The above has described a liquid crystal display device consisting of two liquid crystal display elements, but multilayer liquid crystal display devices consisting of three or more liquid crystal display elements can also be used in the same way, with a heating element installed inside and a substrate adjacent to the heating element. Needless to say, the same excellent effect can be obtained by reducing the thickness of the film.

[Effect of idea]

The liquid crystal display device of this invention has low power consumption and good optical response characteristics even when used in low-temperature environments.
It is an industrially useful multilayer liquid crystal display device that has excellent display quality as a liquid crystal display device and is less likely to cause thermal damage to the display device during use.

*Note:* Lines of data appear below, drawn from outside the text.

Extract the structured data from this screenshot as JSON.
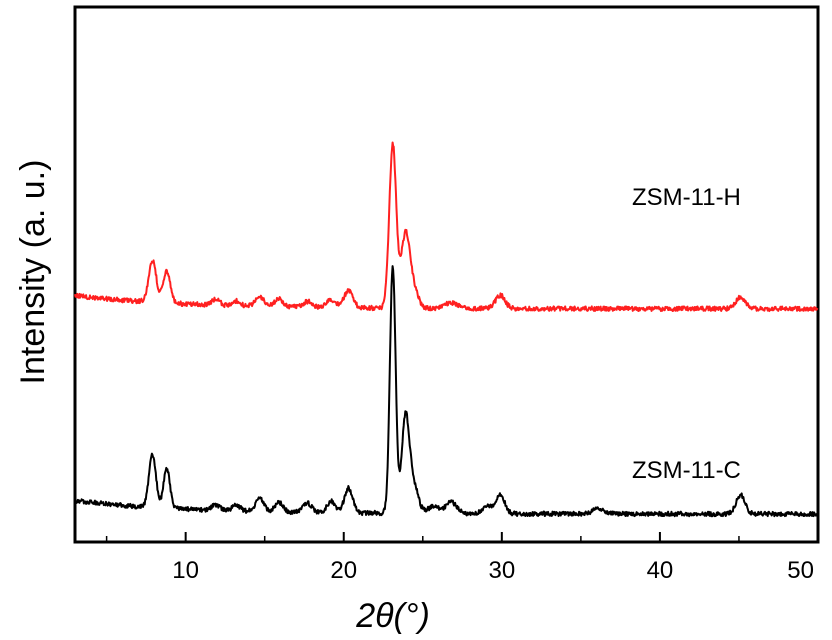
{
  "chart_data": {
    "type": "line",
    "title": "",
    "xlabel": "2θ(°)",
    "ylabel": "Intensity (a. u.)",
    "xlim": [
      3,
      50
    ],
    "x_ticks": [
      10,
      20,
      30,
      40,
      50
    ],
    "y_ticks": [],
    "grid": false,
    "series": [
      {
        "name": "ZSM-11-H",
        "color": "#ff2020",
        "baseline": 1.08,
        "noise": 0.012,
        "peaks": [
          {
            "x": 7.9,
            "height": 0.22,
            "width": 0.24
          },
          {
            "x": 8.8,
            "height": 0.17,
            "width": 0.22
          },
          {
            "x": 11.9,
            "height": 0.03,
            "width": 0.25
          },
          {
            "x": 13.2,
            "height": 0.025,
            "width": 0.25
          },
          {
            "x": 14.7,
            "height": 0.05,
            "width": 0.28
          },
          {
            "x": 15.9,
            "height": 0.04,
            "width": 0.28
          },
          {
            "x": 17.7,
            "height": 0.03,
            "width": 0.28
          },
          {
            "x": 19.2,
            "height": 0.04,
            "width": 0.28
          },
          {
            "x": 20.3,
            "height": 0.09,
            "width": 0.28
          },
          {
            "x": 23.1,
            "height": 0.86,
            "width": 0.22
          },
          {
            "x": 23.9,
            "height": 0.38,
            "width": 0.27
          },
          {
            "x": 24.4,
            "height": 0.1,
            "width": 0.3
          },
          {
            "x": 26.8,
            "height": 0.03,
            "width": 0.4
          },
          {
            "x": 29.9,
            "height": 0.07,
            "width": 0.3
          },
          {
            "x": 45.1,
            "height": 0.06,
            "width": 0.3
          }
        ]
      },
      {
        "name": "ZSM-11-C",
        "color": "#000000",
        "baseline": 0.0,
        "noise": 0.012,
        "peaks": [
          {
            "x": 7.9,
            "height": 0.28,
            "width": 0.22
          },
          {
            "x": 8.8,
            "height": 0.21,
            "width": 0.2
          },
          {
            "x": 11.9,
            "height": 0.03,
            "width": 0.25
          },
          {
            "x": 13.2,
            "height": 0.03,
            "width": 0.25
          },
          {
            "x": 14.7,
            "height": 0.07,
            "width": 0.26
          },
          {
            "x": 15.9,
            "height": 0.05,
            "width": 0.26
          },
          {
            "x": 17.7,
            "height": 0.05,
            "width": 0.26
          },
          {
            "x": 19.2,
            "height": 0.06,
            "width": 0.26
          },
          {
            "x": 20.3,
            "height": 0.13,
            "width": 0.26
          },
          {
            "x": 23.1,
            "height": 1.3,
            "width": 0.18
          },
          {
            "x": 23.9,
            "height": 0.49,
            "width": 0.24
          },
          {
            "x": 24.4,
            "height": 0.15,
            "width": 0.3
          },
          {
            "x": 25.7,
            "height": 0.04,
            "width": 0.35
          },
          {
            "x": 26.8,
            "height": 0.06,
            "width": 0.35
          },
          {
            "x": 29.1,
            "height": 0.04,
            "width": 0.3
          },
          {
            "x": 29.9,
            "height": 0.1,
            "width": 0.28
          },
          {
            "x": 36.1,
            "height": 0.03,
            "width": 0.35
          },
          {
            "x": 45.1,
            "height": 0.1,
            "width": 0.28
          }
        ]
      }
    ]
  }
}
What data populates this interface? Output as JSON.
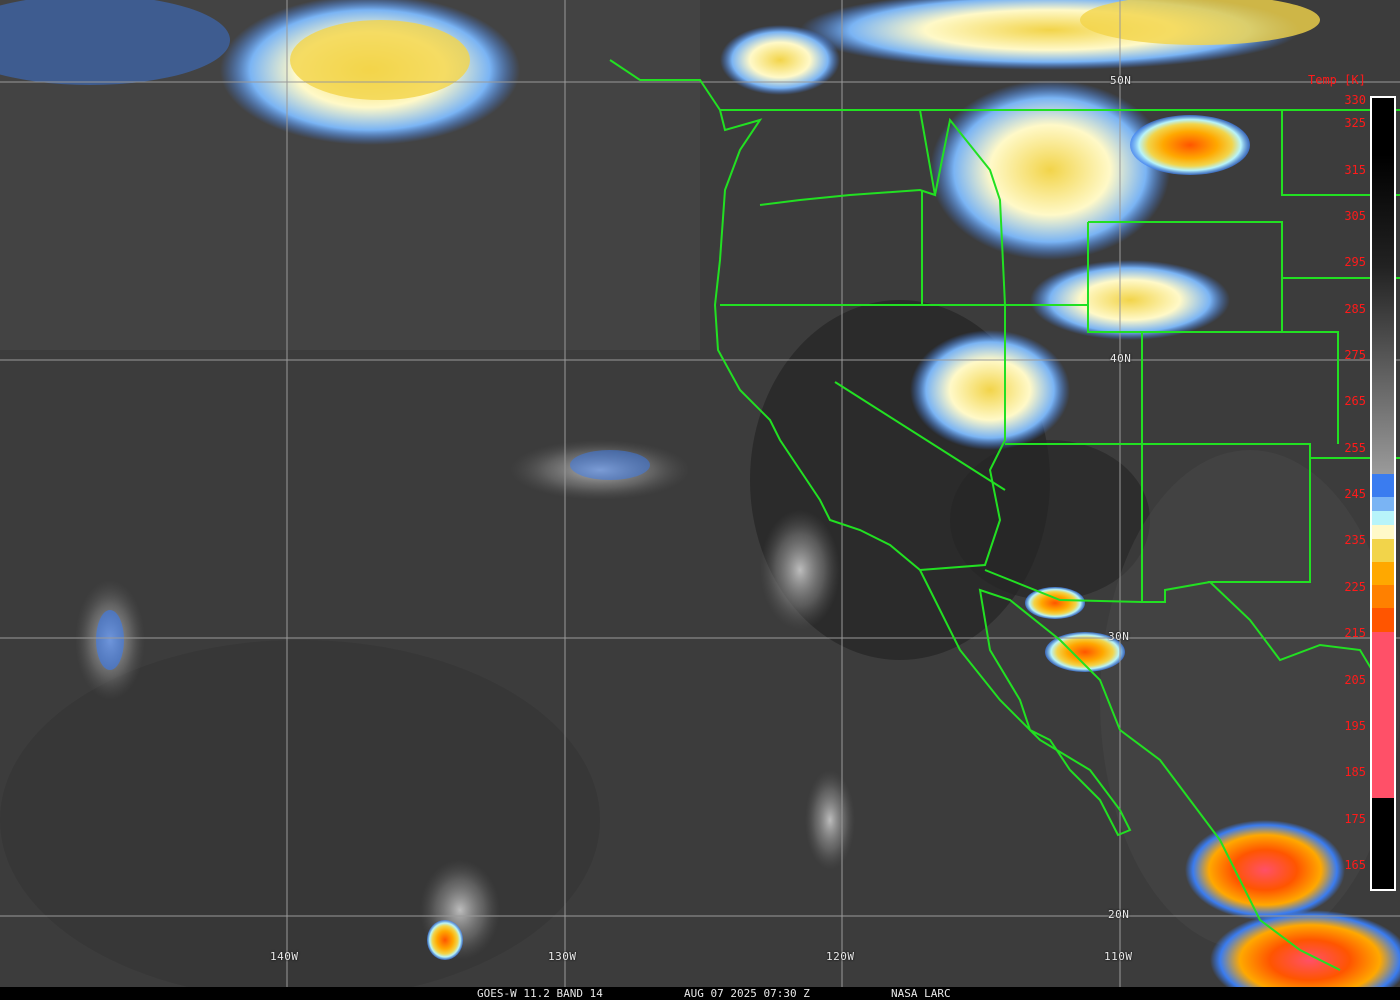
{
  "footer": {
    "satellite": "GOES-W 11.2 BAND 14",
    "datetime": "AUG 07 2025 07:30 Z",
    "credit": "NASA LARC"
  },
  "grid": {
    "latitudes": [
      "50N",
      "40N",
      "30N",
      "20N"
    ],
    "longitudes": [
      "140W",
      "130W",
      "120W",
      "110W"
    ]
  },
  "colorbar": {
    "title": "Temp [K]",
    "ticks": [
      "330",
      "325",
      "315",
      "305",
      "295",
      "285",
      "275",
      "265",
      "255",
      "245",
      "235",
      "225",
      "215",
      "205",
      "195",
      "185",
      "175",
      "165"
    ],
    "segments": [
      {
        "to": 245,
        "color": "#3a7cf0"
      },
      {
        "to": 242,
        "color": "#7ab4f4"
      },
      {
        "to": 239,
        "color": "#b8f4fa"
      },
      {
        "to": 236,
        "color": "#fff9c8"
      },
      {
        "to": 231,
        "color": "#f2d44a"
      },
      {
        "to": 226,
        "color": "#ffa800"
      },
      {
        "to": 221,
        "color": "#ff8000"
      },
      {
        "to": 216,
        "color": "#ff5500"
      },
      {
        "to": 180,
        "color": "#ff5068"
      }
    ]
  },
  "colors": {
    "borders": "#22e022",
    "gridlines": "#9a9a9a",
    "labels": "#ff1a1a"
  }
}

[Brief explanation of the drawing]

FIG. 1 is an explanatory diagram showing an outline of a conventional liquid crystal display device, and FIG. 2 is an explanatory diagram showing an outline of a liquid crystal display device of the present invention. 21, 22, 23, 24...transparent substrate, 25,
26...Liquid crystal layer, 27...Planar heating element, 31,3
2, 33, 34...Spacer.

Claims (1)

[Scope of utility model registration request] In a liquid crystal display device comprising at least two stacked sets of liquid crystal display elements each having a liquid crystal material filled between two transparent substrates having transparent conductive films formed on their surfaces facing each other, the display element At least one substantially transparent planar heating element or a film heating element molded to a high aperture ratio is installed between the display element and the heating element, and the thickness of the substrate adjacent to the heating element in the display element is equal to the thickness of the heating element. A liquid crystal display device characterized in that the thickness of the liquid crystal display device is thinner than the thickness of a substrate not adjacent to the substrate.